Seared Scallops with Lemon-Herb Risotto

  • Heat olive oil in a saucepan, then sauté minced shallot until softened, and add minced garlic for one minute until fragrant.
  • Add Arborio rice to the saucepan and stir constantly for two minutes until the grain edges become translucent.
  • Pour in white wine and stir until completely absorbed by the rice.
  • Gradually add hot broth, one ladleful at a time, stirring continuously until each is absorbed; cook for 20-25 minutes until the risotto is creamy and al dente.
  • Remove the risotto from heat, then stir in Parmesan cheese, butter, lemon juice, parsley, and chives, seasoning to taste; keep warm.
  • Pat the scallops very dry with paper towels and season generously with salt and pepper.
  • Heat olive oil in a skillet over medium-high heat until shimmering, then add scallops in a single layer and sear for 2-3 minutes per side until golden brown and opaque; add butter during the last minute for basting.

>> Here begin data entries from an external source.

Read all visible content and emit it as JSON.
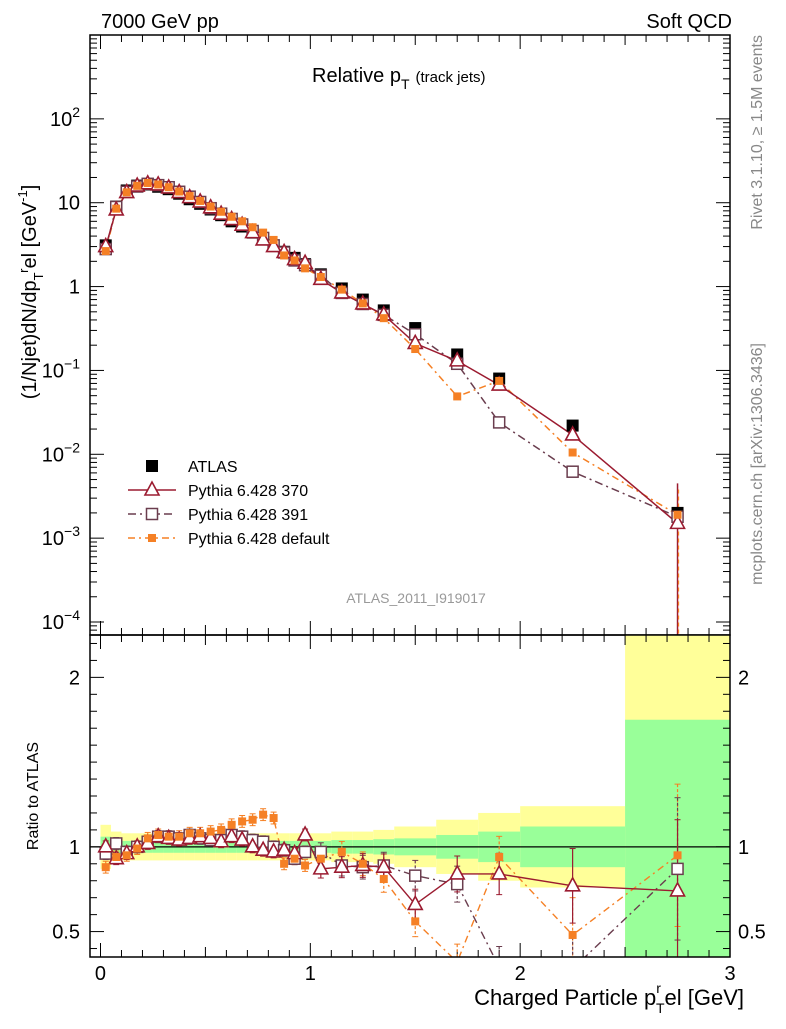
{
  "header": {
    "left": "7000 GeV pp",
    "right": "Soft QCD"
  },
  "side_labels": {
    "rivet": "Rivet 3.1.10, ≥ 1.5M events",
    "mcplots": "mcplots.cern.ch [arXiv:1306.3436]"
  },
  "colors": {
    "atlas": "#000000",
    "p370": "#9b1b30",
    "p391": "#6a3d4e",
    "pdefault": "#f58025",
    "band_inner": "#99ff99",
    "band_outer": "#ffff99"
  },
  "chart_data": [
    {
      "type": "scatter",
      "title_main": "Relative p",
      "title_sub": "T",
      "title_note": "(track jets)",
      "watermark": "ATLAS_2011_I919017",
      "ylabel": "(1/Njet)dN/dpᵀʳel [GeV⁻¹]",
      "ylabel_parts": [
        "(1/Njet)dN/dp",
        "T",
        "r",
        "el [GeV",
        "-1",
        "]"
      ],
      "yscale": "log",
      "ylim": [
        7e-05,
        1000
      ],
      "xlim": [
        -0.05,
        3.0
      ],
      "ytick_labels": [
        {
          "value": 0.0001,
          "base": "10",
          "exp": "−4"
        },
        {
          "value": 0.001,
          "base": "10",
          "exp": "−3"
        },
        {
          "value": 0.01,
          "base": "10",
          "exp": "−2"
        },
        {
          "value": 0.1,
          "base": "10",
          "exp": "−1"
        },
        {
          "value": 1,
          "base": "1",
          "exp": ""
        },
        {
          "value": 10,
          "base": "10",
          "exp": ""
        },
        {
          "value": 100,
          "base": "10",
          "exp": "2"
        }
      ],
      "legend": {
        "position": "lower-left",
        "entries": [
          "ATLAS",
          "Pythia 6.428 370",
          "Pythia 6.428 391",
          "Pythia 6.428 default"
        ]
      },
      "x": [
        0.025,
        0.075,
        0.125,
        0.175,
        0.225,
        0.275,
        0.325,
        0.375,
        0.425,
        0.475,
        0.525,
        0.575,
        0.625,
        0.675,
        0.725,
        0.775,
        0.825,
        0.875,
        0.925,
        0.975,
        1.05,
        1.15,
        1.25,
        1.35,
        1.5,
        1.7,
        1.9,
        2.25,
        2.75
      ],
      "series": [
        {
          "name": "ATLAS",
          "key": "atlas",
          "values": [
            3.1,
            9.0,
            14.0,
            16.0,
            16.5,
            15.5,
            14.5,
            12.8,
            11.0,
            9.7,
            8.3,
            7.1,
            6.0,
            5.2,
            4.4,
            3.7,
            3.1,
            2.6,
            2.2,
            1.85,
            1.4,
            0.95,
            0.7,
            0.52,
            0.32,
            0.155,
            0.08,
            0.022,
            0.002
          ]
        },
        {
          "name": "Pythia 6.428 370",
          "key": "p370",
          "values": [
            3.0,
            8.2,
            13.2,
            15.8,
            16.8,
            16.3,
            15.0,
            13.2,
            11.5,
            10.2,
            8.7,
            7.3,
            6.3,
            5.4,
            4.4,
            3.6,
            3.0,
            2.55,
            2.1,
            1.9,
            1.22,
            0.84,
            0.62,
            0.46,
            0.21,
            0.13,
            0.067,
            0.017,
            0.0015
          ]
        },
        {
          "name": "Pythia 6.428 391",
          "key": "p391",
          "values": [
            2.8,
            8.9,
            13.5,
            15.6,
            16.8,
            16.2,
            15.3,
            13.5,
            11.8,
            10.2,
            8.6,
            7.4,
            6.4,
            5.5,
            4.6,
            3.8,
            3.1,
            2.55,
            2.05,
            1.8,
            1.35,
            0.84,
            0.62,
            0.46,
            0.27,
            0.12,
            0.024,
            0.0062,
            0.0018
          ]
        },
        {
          "name": "Pythia 6.428 default",
          "key": "pdefault",
          "values": [
            2.65,
            8.5,
            13.3,
            15.9,
            17.2,
            16.5,
            15.3,
            13.6,
            12.0,
            10.5,
            9.0,
            7.8,
            6.8,
            6.0,
            5.1,
            4.4,
            3.6,
            2.35,
            2.05,
            1.65,
            1.3,
            0.92,
            0.63,
            0.42,
            0.18,
            0.049,
            0.075,
            0.0105,
            0.0019
          ]
        }
      ]
    },
    {
      "type": "scatter",
      "ylabel": "Ratio to ATLAS",
      "xlabel_parts": [
        "Charged Particle p",
        "r",
        "T",
        "el [GeV]"
      ],
      "ylim": [
        0.35,
        2.25
      ],
      "xlim": [
        -0.05,
        3.0
      ],
      "yticks": [
        0.5,
        1,
        2
      ],
      "ytick_labels": [
        "0.5",
        "1",
        "2"
      ],
      "xticks": [
        0,
        1,
        2,
        3
      ],
      "xtick_labels": [
        "0",
        "1",
        "2",
        "3"
      ],
      "x": [
        0.025,
        0.075,
        0.125,
        0.175,
        0.225,
        0.275,
        0.325,
        0.375,
        0.425,
        0.475,
        0.525,
        0.575,
        0.625,
        0.675,
        0.725,
        0.775,
        0.825,
        0.875,
        0.925,
        0.975,
        1.05,
        1.15,
        1.25,
        1.35,
        1.5,
        1.7,
        1.9,
        2.25,
        2.75
      ],
      "bands": {
        "edges": [
          0.0,
          0.05,
          0.1,
          0.15,
          0.2,
          0.25,
          0.3,
          0.35,
          0.4,
          0.45,
          0.5,
          0.55,
          0.6,
          0.65,
          0.7,
          0.75,
          0.8,
          0.85,
          0.9,
          0.95,
          1.0,
          1.1,
          1.2,
          1.3,
          1.4,
          1.6,
          1.8,
          2.0,
          2.5,
          3.0
        ],
        "inner": [
          0.06,
          0.04,
          0.035,
          0.035,
          0.035,
          0.035,
          0.035,
          0.035,
          0.035,
          0.035,
          0.035,
          0.035,
          0.035,
          0.035,
          0.035,
          0.035,
          0.035,
          0.035,
          0.035,
          0.035,
          0.035,
          0.04,
          0.04,
          0.045,
          0.05,
          0.07,
          0.09,
          0.12,
          0.75
        ],
        "outer": [
          0.13,
          0.09,
          0.08,
          0.08,
          0.08,
          0.08,
          0.08,
          0.08,
          0.08,
          0.08,
          0.08,
          0.08,
          0.08,
          0.08,
          0.08,
          0.08,
          0.08,
          0.08,
          0.08,
          0.08,
          0.08,
          0.09,
          0.09,
          0.1,
          0.12,
          0.16,
          0.2,
          0.24,
          1.25
        ]
      },
      "series": [
        {
          "name": "Pythia 6.428 370",
          "key": "p370",
          "values": [
            1.0,
            0.93,
            0.96,
            1.0,
            1.02,
            1.06,
            1.05,
            1.04,
            1.05,
            1.06,
            1.05,
            1.03,
            1.06,
            1.04,
            1.0,
            0.98,
            0.97,
            0.98,
            0.96,
            1.07,
            0.87,
            0.88,
            0.89,
            0.88,
            0.66,
            0.84,
            0.84,
            0.77,
            0.74
          ]
        },
        {
          "name": "Pythia 6.428 391",
          "key": "p391",
          "values": [
            0.96,
            1.02,
            0.97,
            1.0,
            1.03,
            1.06,
            1.06,
            1.05,
            1.07,
            1.05,
            1.04,
            1.04,
            1.07,
            1.06,
            1.04,
            1.03,
            1.0,
            0.98,
            0.93,
            0.97,
            0.97,
            0.89,
            0.88,
            0.89,
            0.83,
            0.78,
            0.29,
            0.28,
            0.87
          ]
        },
        {
          "name": "Pythia 6.428 default",
          "key": "pdefault",
          "values": [
            0.88,
            0.94,
            0.95,
            0.99,
            1.05,
            1.07,
            1.06,
            1.06,
            1.08,
            1.08,
            1.09,
            1.1,
            1.13,
            1.15,
            1.16,
            1.19,
            1.17,
            0.9,
            0.93,
            0.89,
            0.93,
            0.97,
            0.9,
            0.81,
            0.56,
            0.32,
            0.94,
            0.48,
            0.95
          ]
        }
      ]
    }
  ]
}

Chocolate Lava Cake with Raspberry Coulis

  • Preheat the oven to 400°F (200°C) and prepare two 6-ounce ramekins by buttering and dusting with flour or cocoa powder.
  • Melt butter and chopped bittersweet chocolate in a heatproof bowl set over simmering water or in a microwave, stirring until smooth, then let cool slightly.
  • In a separate bowl, whisk together eggs, egg yolks, sugar, and salt until light and frothy.
  • Gradually fold the cooled chocolate mixture into the egg mixture until combined, then stir in the flour until just incorporated.
  • Divide the batter evenly between the prepared ramekins, place them on a baking sheet, and bake for 12-14 minutes until the edges are set and the center slightly jiggles.
  • While cakes bake, combine raspberries, sugar, and lemon juice in a small saucepan; cook over medium heat for 5-7 minutes, mashing berries until the mixture thickens slightly.
  • Optionally, press the coulis through a fine-mesh sieve to remove seeds for a smoother sauce.
  • Invert each lava cake onto a serving plate, then drizzle with raspberry coulis and garnish with fresh raspberries and powdered sugar, if desired.

Notes

For the best results with the risotto, use good quality Arborio rice and warm broth. Do not rinse the rice. When making the lava cakes, be careful not to overbake them, as the center should remain molten. The raspberry coulis can be made ahead of time and stored in the refrigerator. If you don't have a fine-mesh sieve, you can skip straining the coulis for a more rustic texture. This recipe is designed for two, perfect for a romantic dinner. Adjust sugar in the coulis to your preference based on raspberry tartness. Use fresh, high-quality ingredients for optimal flavor and presentation. Feel free to substitute other fresh herbs in the risotto if you prefer.